One potential disadvantage when relying on the different *Box values (
MediaBox
,CropBox
,TrimBox
,BleedBox
and (the deprecated)ArtBox
) is, that the real white space may still be different (mostly bigger) from their returned values.Ghostscript has a special device called
bbox
which returns the "bounding box" of all the pages' rendered content. Example:returns (for a random 3 page example I tried this command with):
You can probably ignore the high-precision HiResBoundingBox values. This leaves you with:
These four values represent the coordinates of the lower left and upper right corners or a rectangle which surrounds all rendered pixels. The units are PostScript points (
72 points == 1 inch
).Compare this to the
*Box
values as returned bypdfinfo.exe
:Update: Here is a screenshot showing the thumbnails of the PDF document's 3 pages which I used to demonstrate the differences above:
您可以将 PDF 页面渲染为位图,检测其像素状态并获取白边距。看看 Skim 的这个出色的实现: http://skim-app.svn.sourceforge.net/viewvc/skim-app/trunk/NSBitmapImageRep_SKExtensions.m?revision=7036&content-type=text%2Fplain
You can render the PDF page as a bitmap, detect its pixel status and get the white margins. Take a look at this excellent implementation from Skim: http://skim-app.svn.sourceforge.net/viewvc/skim-app/trunk/NSBitmapImageRep_SKExtensions.m?revision=7036&content-type=text%2Fplain
根据 CGPDF 文档,您最多可以获得四个内容框,它们定义了内容的保存、打印、裁剪、修剪等区域。使用 CGPDFPageGetBoxRect() 函数来获取这些框。我不确定它们的确切用途,所以这只是我对您需要哪些框的猜测:
换句话说 - 您获得页面边界和内容矩形边界并对它们进行数学计算。一旦您了解了每个框代表的含义,就不应该太难了。

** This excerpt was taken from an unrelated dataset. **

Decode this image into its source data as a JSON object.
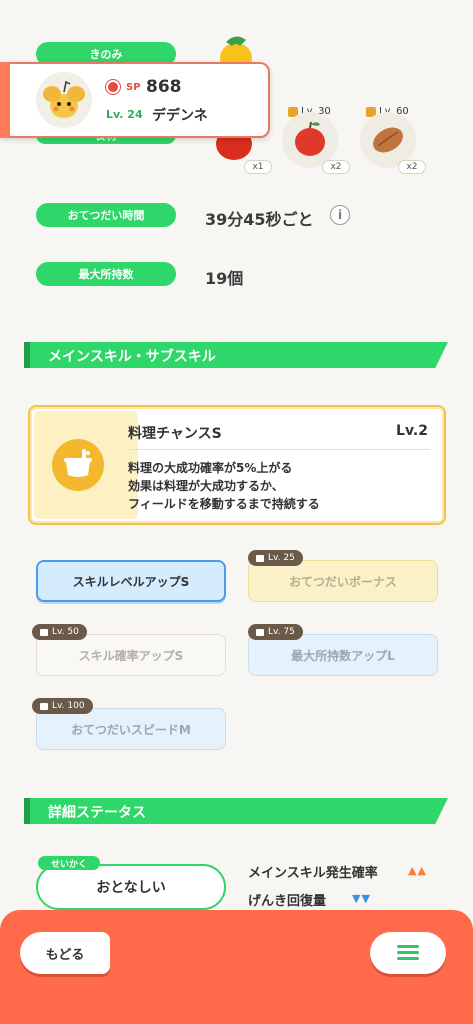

According to CGPDF documentation you can get up to four content boxes which define the area in which content is held, printed, cropped, trimmed and so on. Use
CGPDFPageGetBoxRect()
function to get those boxes. I'm not sure of their exact purpose so this is just my guess on which boxes you need:In other words - you get page boundaries, and content rectangle boundaries and do the math on them. Shouldn't be too hard once you get the idea of what each box represents.